Former U.S. Rep. Adam Kinzinger, who served Illinois’ 11th Congressional District and later the 16th from 2011 to early this year, is one of the Republican Party’s most significant truth tellers.
On Monday night, Kinzinger spoke in Chicago at a meeting organized by The Joyce Foundation. The former congressman spoke alongside Tim Heaphy, the chief counsel and lead investigator for the Jan. 6 House committee.
This was a left-leaning audience, receptive to sharp criticism of the Republican right and far friendlier to Kinzinger than many members of his own party. But something Kinzinger said at the Arts Club caught our attention after the conversation turned to recent school shootings.
“Second Amendment people,” Kinzinger said, “should be on the front line of gun control.”

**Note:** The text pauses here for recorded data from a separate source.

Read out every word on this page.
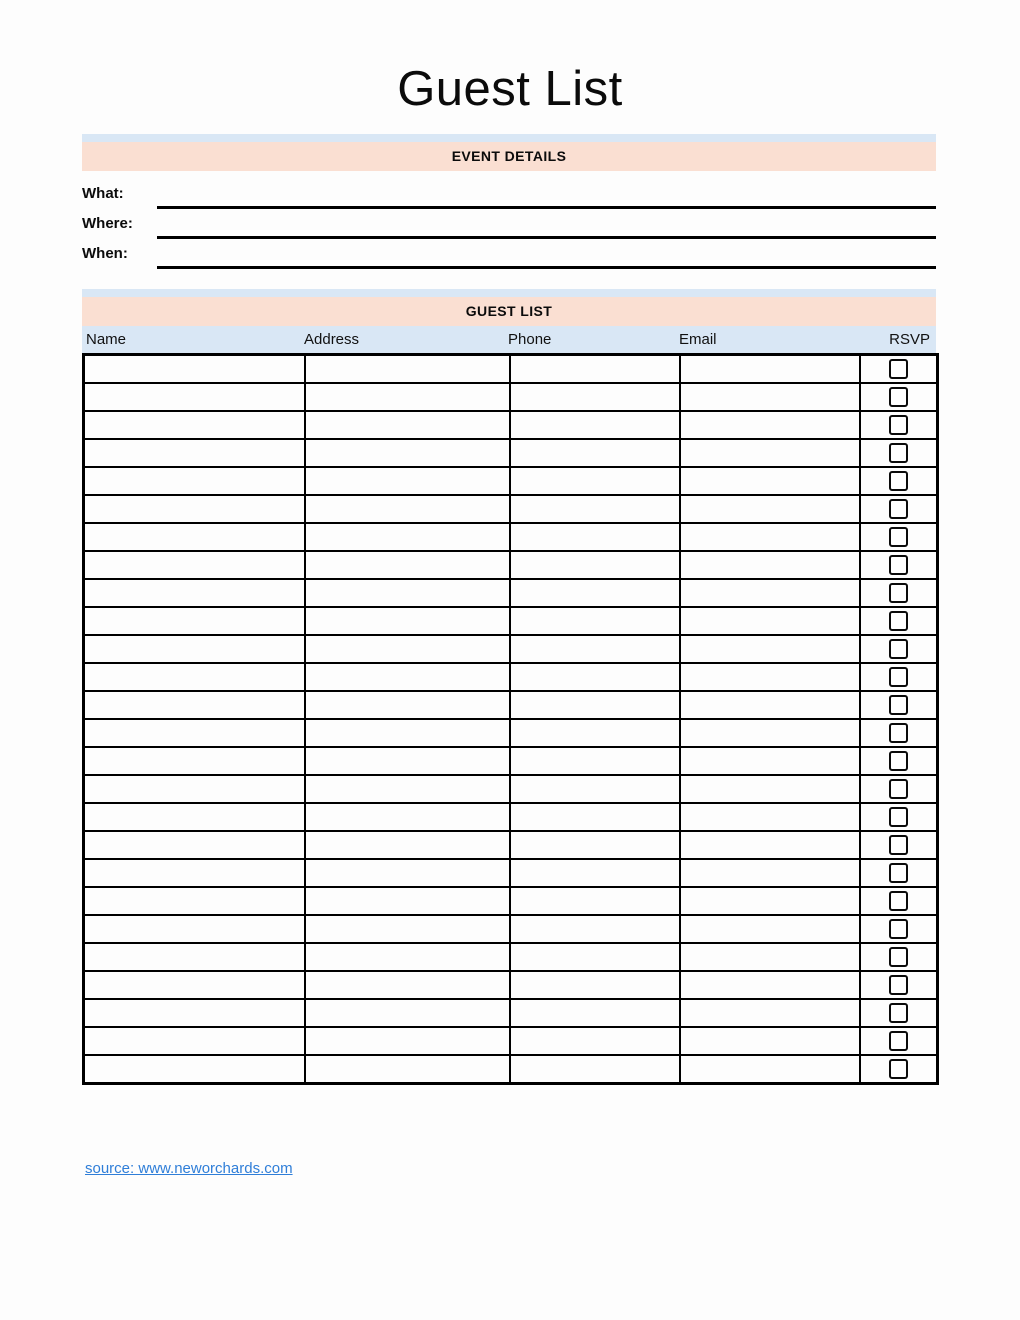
Guest List
EVENT DETAILS
What:
Where:
When:
GUEST LIST
Name	Address	Phone	Email	RSVP

source: www.neworchards.com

In essence, Kinzinger was saying, the people who are interested in guns, and most likely to own them, actually know far more about what works and what does not in the matter of gun control than those who have no such knowledge. And as experts on guns, he said, they are thus morally obligated to use that expertise to solve what is clearly a crisis, given all the recent examples of emotionally troubled people acquiring powerful weaponry and using them to take innocent lives, often of children.
Many of them already know this, he implied, and are possibly just waiting to be asked in the right way.
Therefore, rather than seeing fervent supporters of the Second Amendment as the opposition to be defeated, he suggested, those who want to see sensible regulations on gun ownership, such as background checks, age restrictions and red flag laws, should see “Second Amendment people” as potential experts and allies. They know guns better than those who merely despise them.
Kinzinger was engaged in realpolitik here, noting that the constitutional protection for personal ownership of guns is unlikely to go away in our lifetimes. Better, then, to find common ground when it comes to the kinds of reform for which we’ve advocated here often.
Kinzinger is not the only person who has suggested that Americans try harder to find common ground in the interests of common-sense solutions. At a recent meeting in Austin, Texas, a young nonprofit called The Flip Side spoke of its mission “to help bridge the gap between liberals and conservatives,” telling assembled opinion journalists from major newspapers that the use of less partisan language and tonality has proved to be a far more effective generator of meaningful commonsense change than rhetorical demonization. We could not agree more.